Control of myopia using diffusion optics spectacle lenses: 12-month results of a randomised controlled, efficacy and safety study (CYPRESS)

Abstract

Background: Mutations in the L/M cone opsin gene array cause abnormally high perceived retinal contrast and the development of myopia. Environmental factors may also lead to high visual contrast and cause myopia. Diffusion optics technology (DOT) lenses are designed to reduce contrast signalling in the retina and slow myopia progression.

Methods: The Control of Myopia Using Peripheral Diffusion Lenses Efficacy and Safety Study (CYPRESS, NCT03623074) is a 36-month, multicentre, randomised, controlled, double-masked trial evaluating two investigational spectacle lenses versus control lenses in myopic children aged 6-10, with a planned interim analysis at 12 months.
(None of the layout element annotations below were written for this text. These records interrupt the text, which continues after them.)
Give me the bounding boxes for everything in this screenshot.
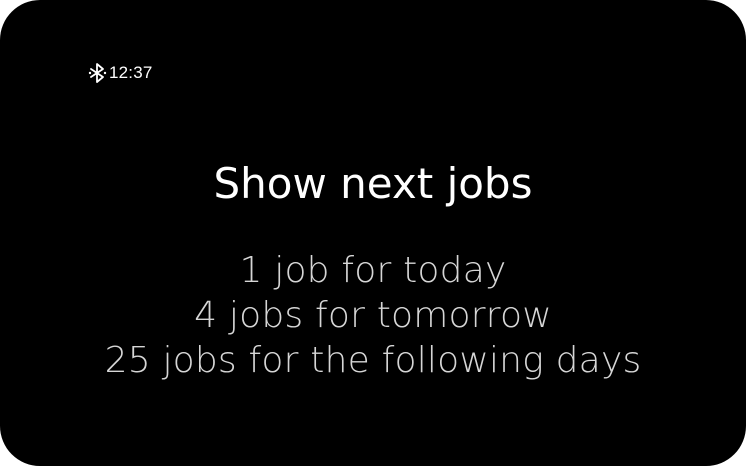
bluetooth-icon [88,62,108,84]
jobs-today-item[interactable]: 1 job for today [0,248,746,293]
status-bar: 12:37 [88,62,153,84]
watch-screen: 12:37 Show next jobs 1 job for today 4 j… [0,0,746,466]
jobs-tomorrow-item[interactable]: 4 jobs for tomorrow [0,293,746,338]
jobs-list: 1 job for today 4 jobs for tomorrow 25 j… [0,248,746,383]
jobs-following-days-item[interactable]: 25 jobs for the following days [0,338,746,383]
status-time: 12:37 [109,63,153,82]
page-title[interactable]: Show next jobs [0,156,746,212]
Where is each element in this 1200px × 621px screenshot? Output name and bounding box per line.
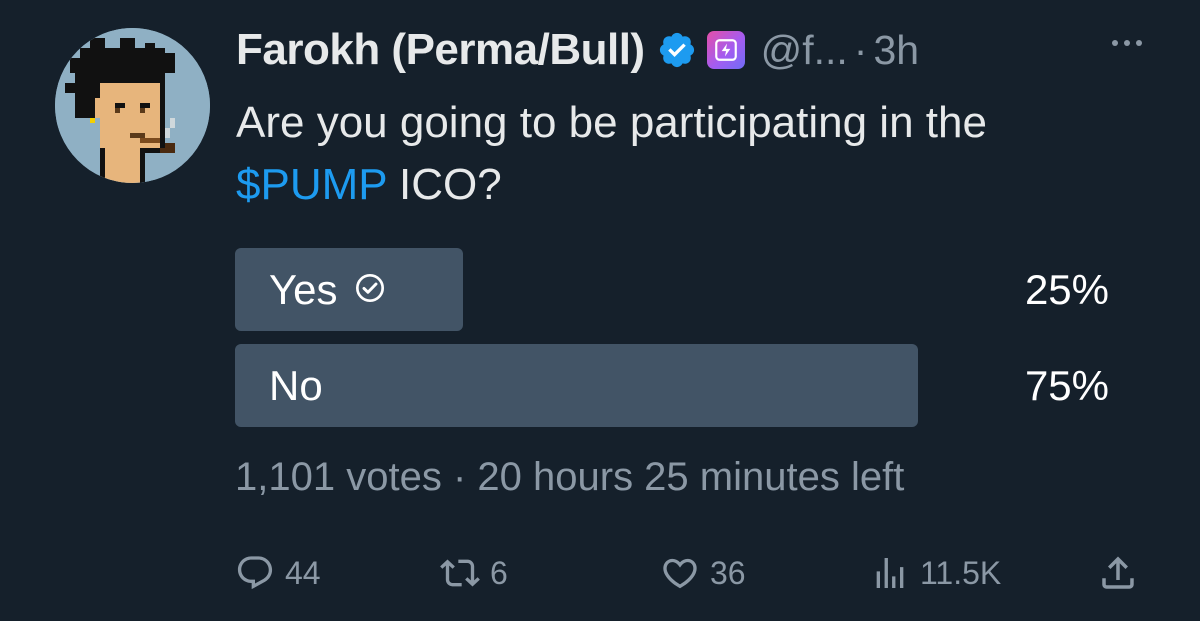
author-name[interactable]: Farokh (Perma/Bull) <box>236 25 645 75</box>
poll-votes: 1,101 votes <box>235 455 442 499</box>
tweet-text-line1: Are you going to be participating in the <box>236 98 987 147</box>
poll-option-yes[interactable]: Yes 25% <box>235 248 1115 331</box>
tweet-text: Are you going to be participating in the… <box>236 92 1166 216</box>
tweet[interactable]: Farokh (Perma/Bull) @f... · 3h Are you g… <box>0 0 1200 621</box>
like-count: 36 <box>710 554 746 591</box>
tweet-header: Farokh (Perma/Bull) @f... · 3h <box>236 22 919 78</box>
poll-percent-yes: 25% <box>1024 266 1109 313</box>
repost-count: 6 <box>490 554 508 591</box>
repost-button[interactable]: 6 <box>440 545 508 601</box>
poll-bar-no <box>235 344 918 427</box>
reply-count: 44 <box>285 554 321 591</box>
poll-percent-no: 75% <box>1024 362 1109 409</box>
reply-icon <box>235 553 275 593</box>
views-chart-icon <box>870 553 910 593</box>
heart-icon <box>660 553 700 593</box>
header-separator: · <box>853 26 868 73</box>
share-icon <box>1097 552 1139 594</box>
share-button[interactable] <box>1097 545 1139 601</box>
views-count: 11.5K <box>920 554 1002 591</box>
like-button[interactable]: 36 <box>660 545 746 601</box>
poll-option-label: No <box>269 362 323 409</box>
action-bar: 44 6 36 11.5K <box>235 545 1140 601</box>
poll-option-label: Yes <box>269 266 338 313</box>
poll-label-yes: Yes <box>269 248 386 331</box>
lightning-badge-icon[interactable] <box>706 31 745 69</box>
tweet-text-rest: ICO? <box>386 160 502 209</box>
more-dots-icon[interactable] <box>1112 40 1142 46</box>
poll-meta: 1,101 votes · 20 hours 25 minutes left <box>235 455 904 500</box>
author-handle[interactable]: @f... <box>761 27 848 74</box>
verified-badge-icon[interactable] <box>657 30 697 70</box>
reply-button[interactable]: 44 <box>235 545 321 601</box>
repost-icon <box>440 553 480 593</box>
avatar[interactable] <box>55 28 210 183</box>
poll-label-no: No <box>269 344 323 427</box>
poll-time-left: 20 hours 25 minutes left <box>477 455 905 499</box>
check-circle-icon <box>354 248 386 331</box>
poll-meta-separator: · <box>452 455 467 499</box>
poll-option-no[interactable]: No 75% <box>235 344 1115 427</box>
cashtag-link[interactable]: $PUMP <box>236 160 387 209</box>
tweet-time[interactable]: 3h <box>873 27 919 74</box>
views-button[interactable]: 11.5K <box>870 545 1001 601</box>
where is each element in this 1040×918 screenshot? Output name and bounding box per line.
The primary endpoints are change from baseline in axial length (AL) and spherical equivalent refraction (SER).

Results: 256 children (58% female; mean age at screening, 8.1 years) were dispensed spectacles. Across all groups, baseline averages were AL 24.02 mm (SD±0.77 mm), SER -2.01 D (SD±0.9 D) using manifest refraction, and SER -1.94 D (SD±1.0 D) using cycloplegic autorefraction. At 12 months, mean difference in SER progression for test 1 versus control was -0.40 D (p<0.0001), representing a 74% reduction and -0.32 D for Test 2 (p<0.0001), representing a 59% reduction. The difference in AL progression for test 1 versus control was 0.15 mm (p<0.0001) and test 2 versus control was 0.10 mm (p=0.0018).

Conclusion: 12-month results from this ongoing trial demonstrate the safety and effectiveness of DOT spectacles for reducing myopic progression.

Keywords: Clinical Trial; Treatment other; Vision.

Figure 1

Contrast hypothesis of myopia and development of DOT lens. X-chromosome opsin gene array for a male with high myopia due to the LVAVA haplotype is shown. (A) OPN1LW gene (pink) with LVAVA exon 3 haplotype and OPN1MW gene (green) with MVVVA exon 3 haplotype. The LVAVA haplotype causes exon three to be skipped in pre-mRNA splicing so only about 6% of the mRNA is full length. (B) L (pink) and M (green) cones have dramatically different photopigment OD because of mis-splicing. S cones are blue. (C) Retina signals high contrast even under uniform white light because of OD differences. Activity of L cones (grey) is low, activity of M and S cones (black) is high. We hypothesised that the constitutive contrast signalling due to photopigment OD differences stimulates axial elongation of the eye and causes myopia. (D) The hypothesis led to the development of a novel spectacle lens (DOT lens) that reduces contrast (left lens) compared with a standard of care lens (right). DOT, diffusion optics technology; OD, optical density.

Figure 2

Least squares mean changes (±SE) from baseline for AL (A) and SER (B), mITT population. LS, SR and p values are derived from an ANCOVA model adjusting for age, gender, and baseline AL or SER value. Missing data were handled by the multiple imputation with regression method. The least squares mean changes (±SE) from baseline from the same model with data as observed (ie, no imputation) in AL or SER and was 0.15 (±0.020) mm or −0.14 (±0.052) D for test 1 and 0.19 (±0.023) mm or −0.24 (±0.061) D for test 2 vs 0.30 (±0.018) mm or −0.54 (±0.049) D for the control group. AL, axial length; ANCOVA, analysis of covariance; D, dioptre; LS, least squares; mITT, modified intention-to-treat; SER, spherical equivalent refraction.

Figure 3

Scatterplot of change from baseline in SER at 12 months versus change from baseline in AL for each treatment group. AL, axial length; D, dioptre; SER, spherical equivalent refraction.